Zuletzt waren am Montag erneut mehrere Abschussvorrichtungen an einer Hochspannungsleitung in der Nähe des Kraftwerks Weisweiler entdeckt worden - also ganz in der Nähe der Stelle, an der die Polizei den Mann nun festnehmen konnte. Ausserdem fanden die Ermittler dort einen weiteren Bekennerbrief.

Kurzschlüsse an zwei Kraftwerken

In mindestens zwei Fällen ging der Plan des Täters offensichtlich auf. In Bergheim westlich von Köln waren durch einen Kurzschluss mehrere Blöcke eines Kraftwerks für einige Tage lahmgelegt worden. In Brandenburg hatte es am Umspannwerk Turnow-Preilack nahe dem Kraftwerk Jänschwalde zwei Kurzschlüsse gegeben. Mehr als 20 selbst gebaute Raketen sollen dort leitfähiges Material auf die Hochspannungsleitungen geschossen haben. Einen Stromausfall gab es bei den beiden Taten nicht.

Bundesinnenminister Alexander Dobrindt (CSU) hatte zuletzt gesagt, es handele sich offensichtlich um «Klimaterrorismus» eines Einzeltäters.
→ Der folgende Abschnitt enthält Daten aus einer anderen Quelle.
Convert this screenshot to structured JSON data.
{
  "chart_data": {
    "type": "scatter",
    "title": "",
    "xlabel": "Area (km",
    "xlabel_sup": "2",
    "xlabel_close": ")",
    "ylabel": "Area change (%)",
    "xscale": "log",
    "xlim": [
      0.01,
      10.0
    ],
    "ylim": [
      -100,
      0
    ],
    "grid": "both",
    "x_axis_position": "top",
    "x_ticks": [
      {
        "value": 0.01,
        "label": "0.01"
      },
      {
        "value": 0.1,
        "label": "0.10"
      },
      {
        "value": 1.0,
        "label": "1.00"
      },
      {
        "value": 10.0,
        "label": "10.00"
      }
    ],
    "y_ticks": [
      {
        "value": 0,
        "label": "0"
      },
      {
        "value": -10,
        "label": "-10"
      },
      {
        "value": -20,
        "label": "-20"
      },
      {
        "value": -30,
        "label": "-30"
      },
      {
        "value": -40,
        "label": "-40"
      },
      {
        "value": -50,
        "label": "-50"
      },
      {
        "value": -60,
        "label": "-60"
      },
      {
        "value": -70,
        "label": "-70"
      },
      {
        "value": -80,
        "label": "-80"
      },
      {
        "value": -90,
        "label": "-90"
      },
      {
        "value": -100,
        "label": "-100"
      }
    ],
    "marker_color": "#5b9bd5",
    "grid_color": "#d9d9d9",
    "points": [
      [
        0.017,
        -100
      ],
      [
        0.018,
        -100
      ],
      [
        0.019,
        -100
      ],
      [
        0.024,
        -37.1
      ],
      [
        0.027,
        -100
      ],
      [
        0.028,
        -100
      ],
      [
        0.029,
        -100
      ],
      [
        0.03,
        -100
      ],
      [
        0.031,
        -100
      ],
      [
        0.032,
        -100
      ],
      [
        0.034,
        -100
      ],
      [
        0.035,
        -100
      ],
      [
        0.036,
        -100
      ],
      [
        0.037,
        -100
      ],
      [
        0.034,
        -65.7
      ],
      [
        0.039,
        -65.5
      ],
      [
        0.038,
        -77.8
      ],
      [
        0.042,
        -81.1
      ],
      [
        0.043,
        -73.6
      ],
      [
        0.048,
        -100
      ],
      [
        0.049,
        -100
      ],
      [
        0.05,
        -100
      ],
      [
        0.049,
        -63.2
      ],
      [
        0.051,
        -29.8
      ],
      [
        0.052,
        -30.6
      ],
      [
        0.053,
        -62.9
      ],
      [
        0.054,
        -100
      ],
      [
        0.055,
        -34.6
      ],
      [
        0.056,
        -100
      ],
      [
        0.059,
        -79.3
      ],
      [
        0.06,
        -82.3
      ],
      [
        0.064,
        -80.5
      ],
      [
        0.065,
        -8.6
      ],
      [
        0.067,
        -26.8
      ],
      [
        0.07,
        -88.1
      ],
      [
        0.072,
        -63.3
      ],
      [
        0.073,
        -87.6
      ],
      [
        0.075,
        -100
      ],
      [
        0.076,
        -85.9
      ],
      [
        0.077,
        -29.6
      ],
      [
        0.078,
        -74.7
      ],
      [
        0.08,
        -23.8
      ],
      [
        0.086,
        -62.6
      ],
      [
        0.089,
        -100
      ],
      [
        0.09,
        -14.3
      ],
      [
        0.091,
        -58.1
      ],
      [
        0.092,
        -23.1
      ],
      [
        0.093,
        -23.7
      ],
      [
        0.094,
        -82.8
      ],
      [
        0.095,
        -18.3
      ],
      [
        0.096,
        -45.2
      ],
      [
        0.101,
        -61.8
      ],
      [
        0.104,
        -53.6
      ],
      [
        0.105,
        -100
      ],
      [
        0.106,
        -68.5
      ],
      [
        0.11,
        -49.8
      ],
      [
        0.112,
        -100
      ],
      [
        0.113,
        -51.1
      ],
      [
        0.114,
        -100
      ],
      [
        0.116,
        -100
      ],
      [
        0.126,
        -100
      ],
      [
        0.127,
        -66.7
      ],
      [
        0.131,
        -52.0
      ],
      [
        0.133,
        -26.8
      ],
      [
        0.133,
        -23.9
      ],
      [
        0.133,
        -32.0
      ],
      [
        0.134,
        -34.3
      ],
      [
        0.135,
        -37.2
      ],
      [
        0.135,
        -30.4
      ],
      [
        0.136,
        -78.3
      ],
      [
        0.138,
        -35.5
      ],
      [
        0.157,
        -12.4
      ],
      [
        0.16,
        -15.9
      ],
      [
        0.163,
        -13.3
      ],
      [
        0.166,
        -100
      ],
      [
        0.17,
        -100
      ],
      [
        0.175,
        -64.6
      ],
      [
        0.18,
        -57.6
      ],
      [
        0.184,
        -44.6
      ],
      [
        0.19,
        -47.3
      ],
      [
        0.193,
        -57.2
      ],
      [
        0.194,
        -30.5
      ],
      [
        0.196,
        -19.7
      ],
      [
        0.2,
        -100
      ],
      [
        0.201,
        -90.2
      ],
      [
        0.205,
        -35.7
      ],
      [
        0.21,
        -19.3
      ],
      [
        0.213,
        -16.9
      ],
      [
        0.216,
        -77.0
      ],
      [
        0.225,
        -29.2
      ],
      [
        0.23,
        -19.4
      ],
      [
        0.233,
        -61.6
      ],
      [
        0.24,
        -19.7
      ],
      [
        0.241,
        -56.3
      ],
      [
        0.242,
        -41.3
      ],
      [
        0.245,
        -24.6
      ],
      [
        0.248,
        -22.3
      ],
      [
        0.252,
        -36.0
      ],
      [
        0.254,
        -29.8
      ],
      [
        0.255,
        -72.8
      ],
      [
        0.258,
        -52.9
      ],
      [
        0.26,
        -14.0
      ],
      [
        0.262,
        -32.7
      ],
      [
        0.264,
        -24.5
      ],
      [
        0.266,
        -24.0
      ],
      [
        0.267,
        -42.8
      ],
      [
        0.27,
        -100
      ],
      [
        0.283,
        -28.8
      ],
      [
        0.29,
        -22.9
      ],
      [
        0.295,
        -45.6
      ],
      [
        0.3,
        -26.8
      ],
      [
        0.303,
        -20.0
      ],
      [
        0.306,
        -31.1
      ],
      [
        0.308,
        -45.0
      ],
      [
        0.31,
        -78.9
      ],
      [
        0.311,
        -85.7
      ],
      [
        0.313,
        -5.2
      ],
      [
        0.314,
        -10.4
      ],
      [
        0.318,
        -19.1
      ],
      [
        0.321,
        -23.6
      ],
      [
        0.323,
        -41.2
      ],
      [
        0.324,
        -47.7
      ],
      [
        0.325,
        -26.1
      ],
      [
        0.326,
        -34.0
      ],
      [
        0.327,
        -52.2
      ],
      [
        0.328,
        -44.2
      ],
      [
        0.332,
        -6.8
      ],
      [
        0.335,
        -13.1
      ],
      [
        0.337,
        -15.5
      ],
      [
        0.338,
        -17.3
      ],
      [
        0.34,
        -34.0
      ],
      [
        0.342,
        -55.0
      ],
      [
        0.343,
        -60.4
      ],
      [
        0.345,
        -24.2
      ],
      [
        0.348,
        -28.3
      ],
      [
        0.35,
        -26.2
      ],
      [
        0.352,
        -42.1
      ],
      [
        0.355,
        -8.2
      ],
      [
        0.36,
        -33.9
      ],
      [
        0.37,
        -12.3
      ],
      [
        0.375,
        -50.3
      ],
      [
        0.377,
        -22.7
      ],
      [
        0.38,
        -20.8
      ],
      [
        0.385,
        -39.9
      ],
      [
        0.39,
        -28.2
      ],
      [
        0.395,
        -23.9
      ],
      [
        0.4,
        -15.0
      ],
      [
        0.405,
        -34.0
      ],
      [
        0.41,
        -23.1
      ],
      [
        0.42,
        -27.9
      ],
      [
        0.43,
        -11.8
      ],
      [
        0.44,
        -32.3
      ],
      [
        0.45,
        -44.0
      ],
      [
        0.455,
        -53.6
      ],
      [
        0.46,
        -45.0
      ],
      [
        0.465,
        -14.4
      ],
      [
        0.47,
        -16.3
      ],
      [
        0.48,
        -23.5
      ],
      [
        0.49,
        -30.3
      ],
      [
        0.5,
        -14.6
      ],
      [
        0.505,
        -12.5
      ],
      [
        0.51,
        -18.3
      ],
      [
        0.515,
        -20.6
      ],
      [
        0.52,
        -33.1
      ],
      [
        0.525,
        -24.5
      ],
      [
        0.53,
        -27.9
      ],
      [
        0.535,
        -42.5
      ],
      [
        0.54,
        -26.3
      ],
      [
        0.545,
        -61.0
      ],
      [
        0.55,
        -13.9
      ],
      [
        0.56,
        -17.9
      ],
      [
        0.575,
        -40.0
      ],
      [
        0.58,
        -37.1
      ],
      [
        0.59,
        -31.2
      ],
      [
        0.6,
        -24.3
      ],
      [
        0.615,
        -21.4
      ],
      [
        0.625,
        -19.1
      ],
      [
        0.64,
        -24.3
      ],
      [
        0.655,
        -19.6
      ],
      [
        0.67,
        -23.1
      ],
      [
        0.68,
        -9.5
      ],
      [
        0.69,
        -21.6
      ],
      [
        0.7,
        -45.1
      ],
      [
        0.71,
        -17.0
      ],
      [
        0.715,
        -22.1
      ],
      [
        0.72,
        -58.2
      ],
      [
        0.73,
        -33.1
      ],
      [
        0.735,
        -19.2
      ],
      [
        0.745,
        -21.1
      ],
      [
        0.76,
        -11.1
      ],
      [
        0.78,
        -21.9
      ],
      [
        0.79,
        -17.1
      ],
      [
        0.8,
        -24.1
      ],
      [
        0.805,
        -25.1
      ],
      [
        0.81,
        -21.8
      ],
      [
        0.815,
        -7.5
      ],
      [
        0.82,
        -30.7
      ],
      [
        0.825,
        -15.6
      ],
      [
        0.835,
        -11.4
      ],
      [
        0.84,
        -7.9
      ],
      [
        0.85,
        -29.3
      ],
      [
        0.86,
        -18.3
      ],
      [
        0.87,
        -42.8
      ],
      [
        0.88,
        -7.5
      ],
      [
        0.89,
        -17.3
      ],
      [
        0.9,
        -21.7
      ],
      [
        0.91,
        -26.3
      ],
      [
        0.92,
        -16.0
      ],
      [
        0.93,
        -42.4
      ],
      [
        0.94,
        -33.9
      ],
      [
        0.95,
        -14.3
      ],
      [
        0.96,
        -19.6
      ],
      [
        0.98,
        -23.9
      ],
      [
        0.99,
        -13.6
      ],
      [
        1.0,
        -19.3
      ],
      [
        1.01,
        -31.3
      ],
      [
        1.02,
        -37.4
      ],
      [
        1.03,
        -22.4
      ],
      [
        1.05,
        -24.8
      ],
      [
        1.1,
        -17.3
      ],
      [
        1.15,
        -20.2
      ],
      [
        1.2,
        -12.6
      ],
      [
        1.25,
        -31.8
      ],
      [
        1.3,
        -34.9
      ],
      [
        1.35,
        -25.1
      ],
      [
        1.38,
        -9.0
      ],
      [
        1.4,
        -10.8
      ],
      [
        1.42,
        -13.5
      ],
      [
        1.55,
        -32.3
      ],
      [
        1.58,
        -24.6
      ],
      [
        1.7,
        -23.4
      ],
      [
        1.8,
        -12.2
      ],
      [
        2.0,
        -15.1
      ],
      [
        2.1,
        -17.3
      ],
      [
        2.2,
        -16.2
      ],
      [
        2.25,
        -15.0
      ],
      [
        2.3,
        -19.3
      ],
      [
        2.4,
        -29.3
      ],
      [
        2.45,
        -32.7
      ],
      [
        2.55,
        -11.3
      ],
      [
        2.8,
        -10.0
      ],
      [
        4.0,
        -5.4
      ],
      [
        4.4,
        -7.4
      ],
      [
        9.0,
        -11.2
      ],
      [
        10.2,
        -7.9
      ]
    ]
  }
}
Zu der Sabotage-Serie gibt es Bekennerbriefe, die die Ermittlungsbehörden für authentisch halten und dem 48-Jährigen zuordnen. Darin hatte der Mann die Angriffe auf das Stromnetz mit dem Kampf gegen fossile Energien begründet. «Stromerzeugung aus fossilen Brennstoffen ist ein Verbrechen», heisst es in den Briefen, die auch der Deutschen Presse-Agentur vorliegen. In allen drei betroffenen Bundesländern wird noch Braunkohle abgebaut und verstromt./mhe/DP/jha

(AWP)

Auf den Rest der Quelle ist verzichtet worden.